Yes, there are aways a couple of quip/joke responses and that's ok. But D.U. PEOPLE REALLY DO CARE. Also we can ask questions that we would be embarrassed/hesitant to ask of people we are close to.

wackadoo wabbit

(1,214 posts)
19. First, don't "forget about it"!
Sat Oct 2, 2021, 06:23 AM
Oct 2021

Life is short. It's time for your second act. Carpe diem!

OK, now that that's taken care of, what are your interests? Do you know what hers are? If you can find the Venn diagram intersection of interests, there's your date!

If that doesn't work, a meal is always good. if you want to do something afterwards, ask her back to your place for an aperitif or cup of coffee.

By the way, there's nothing wrong with a nighttime walk in the park (as long as it's not too cold). Just remember to bring headlamps/flashlights.
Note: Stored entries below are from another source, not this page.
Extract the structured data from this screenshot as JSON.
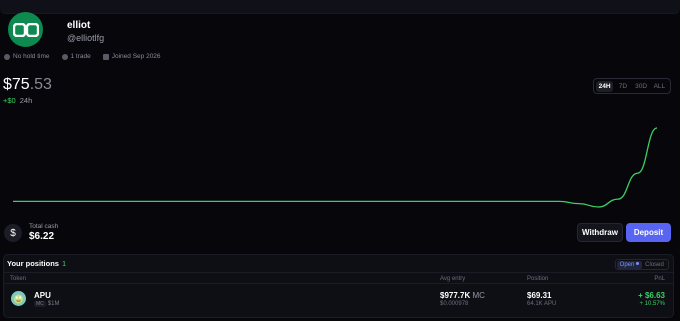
{
  "profile": {
    "username": "elliot",
    "handle": "@elliotlfg",
    "meta": {
      "hold_time": "No hold time",
      "trades": "1 trade",
      "joined": "Joined Sep 2026"
    }
  },
  "portfolio": {
    "value_main": "$75",
    "value_cents": ".53",
    "change": "+$0",
    "period": "24h",
    "ranges": [
      "24H",
      "7D",
      "30D",
      "ALL"
    ],
    "active_range": "24H"
  },
  "cash": {
    "label": "Total cash",
    "value": "$6.22",
    "icon": "dollar-icon"
  },
  "actions": {
    "withdraw": "Withdraw",
    "deposit": "Deposit"
  },
  "positions": {
    "title": "Your positions",
    "count": "1",
    "toggle": {
      "open": "Open",
      "closed": "Closed"
    },
    "columns": {
      "token": "Token",
      "avg_entry": "Avg entry",
      "position": "Position",
      "pnl": "PnL"
    },
    "rows": [
      {
        "token": "APU",
        "mc_badge": "MC",
        "mc": "$1M",
        "avg_entry_value": "$977.7K",
        "avg_entry_unit": "MC",
        "avg_entry_sub": "$0.000978",
        "position_value": "$69.31",
        "position_sub": "64.1K APU",
        "pnl_value": "+ $6.63",
        "pnl_pct": "+ 10.57%"
      }
    ]
  },
  "colors": {
    "accent": "#5865f2",
    "positive": "#3ccf63",
    "background": "#07070b",
    "avatar": "#0d8a4f"
  },
  "chart_data": {
    "type": "line",
    "series": [
      {
        "values": [
          69.0,
          69.0,
          69.0,
          69.0,
          69.0,
          69.0,
          69.0,
          69.0,
          69.0,
          69.0,
          69.0,
          69.0,
          69.0,
          69.0,
          69.0,
          69.0,
          69.0,
          69.0,
          69.0,
          69.0,
          69.0,
          69.0,
          69.0,
          69.0,
          69.0,
          69.0,
          69.0,
          69.0,
          69.0,
          68.8,
          68.5,
          69.2,
          71.5,
          75.53
        ]
      }
    ],
    "color": "#3ccf63",
    "grid": false
  }
}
I've seen other posters saying that you should do something that doesn't require too much conversation. I completely disagree. You want to get to know her better to make sure she's compatible.

My husband has been dead for long enough that I will eventually need to be where you are. If it's any consolation, the thought of that fills me with more terror than you have confusion.

Here's to second acts!

LizBeth

(10,821 posts)
28. 79 and you were asking how to sexually please a woman the other day? Relax. The least we get at 79
Sat Oct 2, 2021, 09:38 AM
Oct 2021

is being able to sit back and relax a little.

AwakeAtLast

(14,255 posts)
29. Nothing better for me than a long conversation
Sat Oct 2, 2021, 06:17 PM
Oct 2021

Over good coffee and something to nosh on with it. So maybe find a good dessert place with good coffee? Decaf at night, of course!

Good luck!

PoindexterOglethorpe

(26,727 posts)
30. Go for lunch.
Sat Oct 9, 2021, 10:19 PM
Oct 2021

What's nice about lunch is that you can end things easily if you decide it's just not working. But if it is, it can be extended to dinner, if you'd like.

My first date with the man I later married was lunch. Which turned into dinner. It was nice.

If you are interested, make the move. I'm 73, and a couple of years ago had a somewhat date for the first time since before I married my now ex. After two times, I realized we just didn't have enough in common, and he apparently concluded the same thing, because he never called me again. Which is what I wanted. For me, personally, I realize I really am not interested in a new relationship. But if you are, go for it. Do. Go for it.